AHA Today first spoke to Trowbridge about Clio in May 2016, when he received a Whiting Public Engagement Fellowship to support work on the project. Since then, the project has grown, both in terms of its technical capacities and the number of entries on the website and app. Some of the funds from the $10,000 Whiting fellowship, says Trowbridge, went toward developing capacity for walking tours as well as integrating Clio with Google Street View, which allows people to place pins on locations of historical markers or monuments. The mobile app also introduced a “Discovery” mode, which identifies the seven closest historical sites to users on a map and updates while they walk or drive.
The Whiting Fellowship also gave Trowbridge time to improve educational and instructor resources. “Clio in the Classroom” allows instructors to work with students to create entries for the project. Students going through the process of creating entries for Clio develop numerous skills, including how to research, organize information, and communicate it to the public, says Trowbridge. Instructors can now create special accounts that let them “track and provide feedback for each of their student’s entries from the first draft to the student’s final submission,” says Trowbridge.
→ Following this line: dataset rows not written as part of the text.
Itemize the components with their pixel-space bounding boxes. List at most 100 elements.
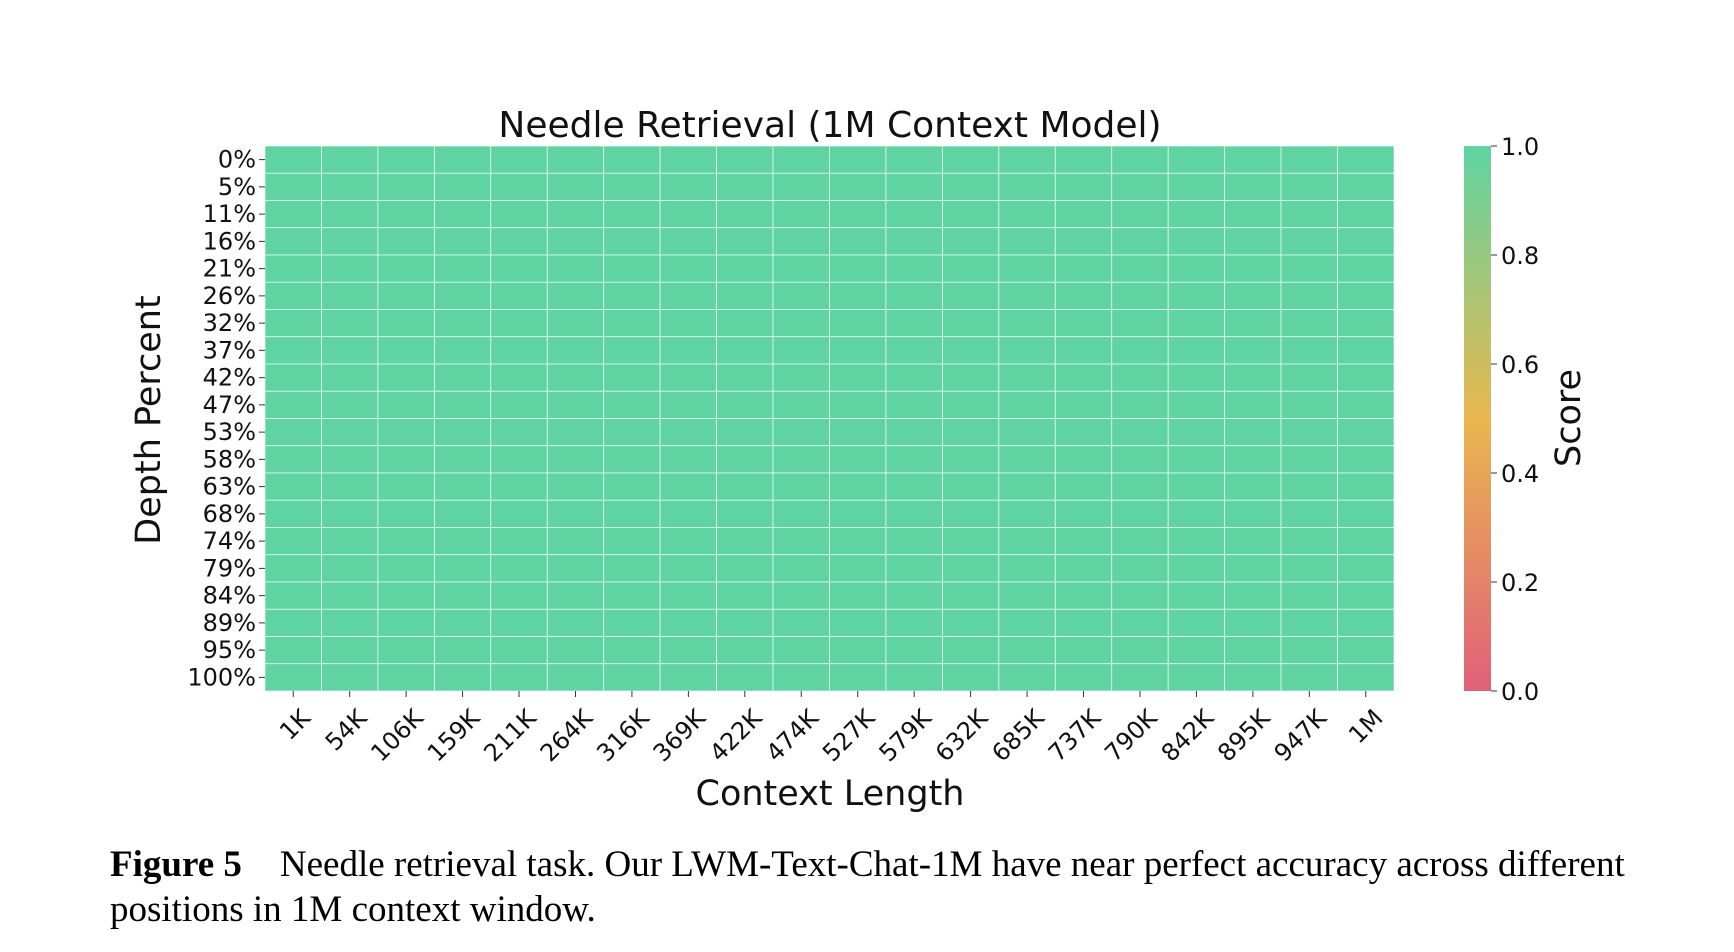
heatmap-cell	[1337, 363, 1395, 392]
x-tick-label: 579K	[874, 703, 938, 767]
heatmap-cell	[1111, 472, 1169, 501]
heatmap-cell	[998, 390, 1056, 419]
heatmap-cell	[377, 608, 435, 637]
heatmap-cell	[1224, 281, 1282, 310]
heatmap-cell	[490, 390, 548, 419]
heatmap-cell	[885, 527, 943, 556]
heatmap-cell	[829, 663, 887, 692]
heatmap-cell	[1167, 499, 1226, 528]
y-tick-label: 63%	[203, 473, 256, 501]
heatmap-cell	[829, 336, 887, 365]
heatmap-cell	[1224, 445, 1282, 474]
heatmap-cell	[377, 527, 435, 556]
heatmap-cell	[1167, 200, 1226, 229]
heatmap-cell	[1337, 281, 1395, 310]
heatmap-cell	[1337, 200, 1395, 229]
heatmap-cell	[716, 145, 774, 174]
heatmap-cell	[1337, 527, 1395, 556]
heatmap-cell	[433, 472, 492, 501]
heatmap-cell	[1224, 663, 1282, 692]
heatmap-cell	[716, 499, 774, 528]
heatmap-cell	[433, 527, 492, 556]
heatmap-cell	[603, 172, 661, 201]
heatmap-cell	[1054, 581, 1113, 610]
heatmap-cell	[829, 608, 887, 637]
heatmap-cell	[546, 200, 605, 229]
heatmap-cell	[490, 363, 548, 392]
heatmap-cell	[659, 418, 718, 447]
heatmap-cell	[1111, 581, 1169, 610]
heatmap-cell	[264, 172, 322, 201]
heatmap-cell	[321, 581, 379, 610]
heatmap-cell	[659, 608, 718, 637]
heatmap-cell	[1167, 254, 1226, 283]
heatmap-cell	[942, 227, 1000, 256]
heatmap-cell	[942, 445, 1000, 474]
heatmap-cell	[264, 309, 322, 338]
heatmap-cell	[1224, 390, 1282, 419]
y-axis-title: Depth Percent	[129, 295, 169, 544]
heatmap-cell	[1280, 227, 1338, 256]
heatmap-cell	[772, 499, 830, 528]
heatmap-cell	[1337, 172, 1395, 201]
heatmap-cell	[264, 145, 322, 174]
heatmap-cell	[433, 309, 492, 338]
heatmap-cell	[1054, 418, 1113, 447]
heatmap-cell	[546, 390, 605, 419]
heatmap-cell	[1167, 663, 1226, 692]
heatmap-cell	[603, 472, 661, 501]
heatmap-cell	[490, 281, 548, 310]
heatmap-cell	[1167, 363, 1226, 392]
heatmap-cell	[1280, 608, 1338, 637]
heatmap-cell	[546, 254, 605, 283]
y-tick-label: 58%	[203, 445, 256, 473]
heatmap-cell	[1111, 390, 1169, 419]
x-tick-label: 790K	[1099, 703, 1163, 767]
heatmap-cell	[716, 581, 774, 610]
heatmap-cell	[829, 472, 887, 501]
heatmap-cell	[1054, 554, 1113, 583]
heatmap-cell	[603, 309, 661, 338]
figure-caption: Figure 5 Needle retrieval task. Our LWM-T…	[110, 842, 1710, 932]
y-tick-label: 26%	[203, 282, 256, 310]
heatmap-cell	[716, 363, 774, 392]
x-tick-label: 895K	[1212, 703, 1276, 767]
heatmap-cell	[1054, 527, 1113, 556]
heatmap-cell	[659, 281, 718, 310]
heatmap-cell	[829, 145, 887, 174]
heatmap-cell	[603, 445, 661, 474]
heatmap-cell	[546, 636, 605, 665]
heatmap-cell	[321, 499, 379, 528]
heatmap-cell	[659, 554, 718, 583]
heatmap-cell	[377, 445, 435, 474]
heatmap-cell	[1111, 309, 1169, 338]
heatmap-cell	[1167, 390, 1226, 419]
heatmap-cell	[490, 336, 548, 365]
heatmap-cell	[546, 527, 605, 556]
heatmap-cell	[321, 390, 379, 419]
heatmap-cell	[998, 336, 1056, 365]
heatmap-cell	[659, 254, 718, 283]
heatmap-cell	[1167, 581, 1226, 610]
heatmap-cell	[1224, 227, 1282, 256]
x-tick-label: 632K	[930, 703, 994, 767]
heatmap-cell	[829, 200, 887, 229]
heatmap-cell	[321, 254, 379, 283]
y-axis-ticks: 0%5%11%16%21%26%32%37%42%47%53%58%63%68%…	[187, 146, 265, 691]
heatmap-cell	[490, 227, 548, 256]
heatmap-cell	[433, 336, 492, 365]
heatmap-cell	[1337, 608, 1395, 637]
x-tick-label: 369K	[648, 703, 712, 767]
heatmap-cell	[998, 172, 1056, 201]
heatmap-cell	[321, 145, 379, 174]
heatmap-cell	[1167, 527, 1226, 556]
heatmap-cell	[546, 418, 605, 447]
heatmap-cell	[1337, 554, 1395, 583]
heatmap-cell	[716, 527, 774, 556]
heatmap-cell	[772, 172, 830, 201]
heatmap-cell	[1054, 336, 1113, 365]
colorbar-tick-label: 1.0	[1501, 133, 1539, 161]
heatmap-cell	[490, 418, 548, 447]
heatmap-cell	[829, 527, 887, 556]
chart-title: Needle Retrieval (1M Context Model)	[498, 105, 1161, 146]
A new “Citation Helper” helps students correctly cite sources, and a peer review function lets students provide feedback to their peers before submitting entries to their professors. Trowbridge hopes that these features will allow instructors to devote their time and energy to providing “substantive feedback” to students’ entries. He notes that each entry, when it comes to him for approval, includes the name of the student author and the instructor, making both accountable and reassuring him that the entries are rigorous.
The Whiting Fellowship further facilitated the creation of new features for instructors, such as the capacity to create interactive walking tours and heritage trails. Jennifer Barker-Devine, an associate professor of history at Illinois College, used Clio with her first-year class, asking students to create entries for their local area and give presentations to community organizations. In a survey taken after the class, most students reported that they planned to use Clio in their personal lives. (Barker-Devine wrote about using Clio on her blog.)
Now, Marshall University has a new NEH grant to support Clio. According to Trowbridge, the university plans to use the grant to work with historians in West Virginia to “create walking tours and heritage trails that connect residents and visitors” to the state’s history. The grant will provide stipends for scholars and paid internships for students over the next few years. Trowbridge emphasizes that anyone can incorporate Clio into their grant applications, or as a solution to the question of how to better reach the public. “If my work supports the work of my colleagues in that way,” he says, “I can’t tell you how happy I’d be.”
As far as Clio’s future, Trowbridge says that he is currently working on building capacity for audio tours. He hopes that people will eventually be able to leave their phones in their pockets as much as possible. He also wants to increase the number of users who click on books and articles through Clio. “There is a strong connection between our sense of place and our sense of the past,” Trowbridge tells AHA Today, “and I want to offer a platform that reaches people at those moments of curiosity and encourages them to explore further.”